The death of Japanese filmmaker Yoshishige Yoshida

He was one of the great figures of the Japanese New Wave, along with Nagisa Oshima, Shohei Imamura and Masahiro Shinoda. He was the most secretive, the most intellectual too. His career espouses the evolution of a system that was industrially very structured for a long time, then went into crisis, especially when young filmmakers tried to find the way to artistic emancipation. Filmmaker Yoshishige Yoshida, or Kiju Yoshida, died in Tokyo on December 8.
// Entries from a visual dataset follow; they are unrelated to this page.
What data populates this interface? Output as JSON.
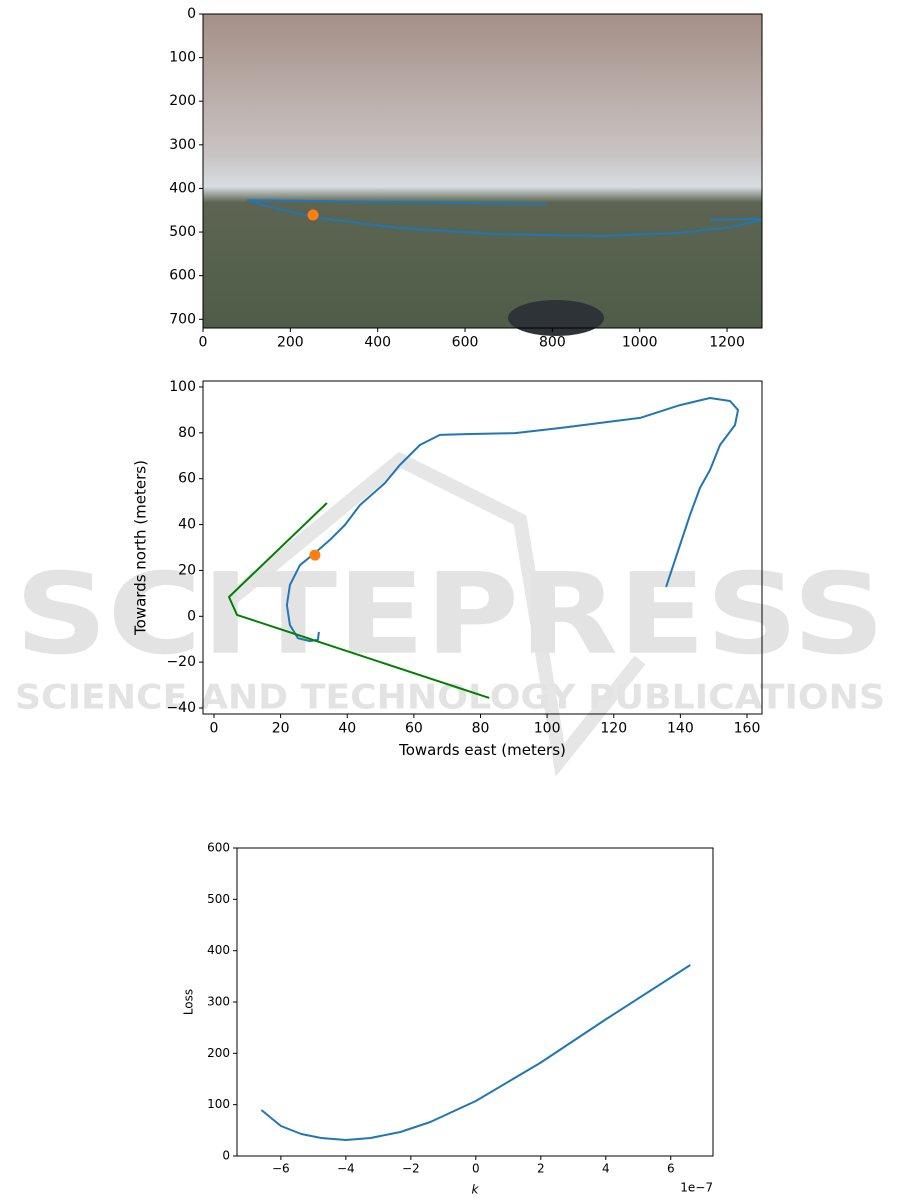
{
  "chart_data": [
    {
      "type": "line",
      "xlim": [
        0,
        1280
      ],
      "ylim": [
        0,
        720
      ],
      "invert_y": true,
      "xticks": [
        0,
        200,
        400,
        600,
        800,
        1000,
        1200
      ],
      "yticks": [
        0,
        100,
        200,
        300,
        400,
        500,
        600,
        700
      ],
      "series": [
        {
          "color": "#1f77b4",
          "x": [
            788,
            103,
            153,
            268,
            451,
            680,
            909,
            1092,
            1207,
            1280,
            null,
            1161,
            1280
          ],
          "values": [
            436,
            427,
            443,
            468,
            491,
            505,
            509,
            502,
            489,
            472,
            null,
            472,
            470
          ]
        },
        {
          "color": "#ff7f0e",
          "marker": true,
          "x": [
            252
          ],
          "values": [
            461
          ]
        }
      ]
    },
    {
      "type": "line",
      "xlim": [
        -3.3,
        164.5
      ],
      "ylim": [
        -42.6,
        102.6
      ],
      "xlabel": "Towards east (meters)",
      "ylabel": "Towards north (meters)",
      "xticks": [
        0,
        20,
        40,
        60,
        80,
        100,
        120,
        140,
        160
      ],
      "yticks": [
        {
          "value": -40,
          "label": "−40"
        },
        {
          "value": -20,
          "label": "−20"
        },
        0,
        20,
        40,
        60,
        80,
        100
      ],
      "series": [
        {
          "color": "#1f77b4",
          "x": [
            31.5,
            31.2,
            28.8,
            25.2,
            22.8,
            21.9,
            22.8,
            25.8,
            30.3,
            34.8,
            39.3,
            43.8,
            51.3,
            55.8,
            61.8,
            67.8,
            76.9,
            90.4,
            103.9,
            127.9,
            139.9,
            148.9,
            154.9,
            157.3,
            156.4,
            151.9,
            148.9,
            145.9,
            142.9,
            139.9,
            135.7
          ],
          "values": [
            -6.8,
            -10.3,
            -10.8,
            -9.5,
            -3.8,
            4.9,
            13.6,
            22.3,
            27.6,
            33.3,
            39.8,
            48.5,
            58.1,
            66.0,
            74.7,
            79.1,
            79.5,
            79.9,
            82.1,
            86.5,
            92.1,
            95.2,
            93.9,
            90.0,
            83.4,
            74.7,
            63.8,
            56.0,
            44.2,
            31.1,
            12.8
          ]
        },
        {
          "color": "#008000",
          "x": [
            33.9,
            4.5,
            6.9,
            82.6
          ],
          "values": [
            49.4,
            8.4,
            0.6,
            -35.6
          ]
        },
        {
          "color": "#ff7f0e",
          "marker": true,
          "x": [
            30.3
          ],
          "values": [
            26.7
          ]
        }
      ]
    },
    {
      "type": "line",
      "xlim": [
        -7.35,
        7.3
      ],
      "ylim": [
        0,
        600
      ],
      "xlabel": "k",
      "ylabel": "Loss",
      "x_offset_label": "1e−7",
      "xticks": [
        {
          "value": -6,
          "label": "−6"
        },
        {
          "value": -4,
          "label": "−4"
        },
        {
          "value": -2,
          "label": "−2"
        },
        0,
        2,
        4,
        6
      ],
      "yticks": [
        0,
        100,
        200,
        300,
        400,
        500,
        600
      ],
      "series": [
        {
          "color": "#1f77b4",
          "x": [
            -6.6,
            -6.0,
            -5.37,
            -4.76,
            -4.0,
            -3.24,
            -2.32,
            -1.4,
            0,
            1.98,
            3.97,
            6.6
          ],
          "values": [
            89.6,
            58.5,
            42.9,
            35.1,
            31.2,
            35.1,
            46.8,
            66.2,
            107.1,
            181.1,
            264.9,
            372.1
          ]
        }
      ]
    }
  ],
  "watermark": {
    "title": "SCITEPRESS",
    "subtitle": "SCIENCE AND TECHNOLOGY PUBLICATIONS"
  }
}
He was born in Fukui, in central Japan, on February 16, 1933. After studying French literature at the University of Tokyo, he entered the Shochiku studio in 1955, where he began as an assistant director. He will work in particular with Ozu, to whom he will later devote a book and a documentary, as well as with Keisuke Kinoshita. He also writes film reviews, confessing his enthusiasm for European cinematographic modernity.

In 1960, he signed his first feature film for Shochiku, Good-for-nothing. The Japanese studios, sensitive to the evolution and the rejuvenation of the cinema public, then give their chance to young filmmakers who enter their careers earlier than their elders and tackle fashionable subjects.. The film describes a certain youth, nihilistic, carefree and aimless, through the journey of a young man whom his girlfriend tries to put back on the right track. will follow The Dried Bloodon the manipulation by his company of an employee who attempted to commit suicide, then The end of a sweet nightabout the social ascent of an unscrupulous employee.

In 1962, he produced his first masterpiece, Akitsu Hot Spring. It is a poignant story of impossible love between two beings of different social classes which ends in a failed double suicide (she dies, he survives), a symbolic representation, according to the filmmaker, of “the death of post-war democratic Japan”. The wide screen is used in a masterly way. It was on the set of the film that he met the actress Mariko Okada whom he would marry two years later and who would appear in almost all of her husband’s films.

Sex and Politics

Yoshida continues to work for the Shochiku, which revamped the end ofEscape from Japan, telling how a young man tried to reach America clandestinely by hiding among the bearers of the Olympic flame. History written on waterin 1965, shot for the Nikkatsu studio, more open to sulphurous subjects, is a daring psychosexual portrait of a man torn between his attachment to his mother and his fiancée.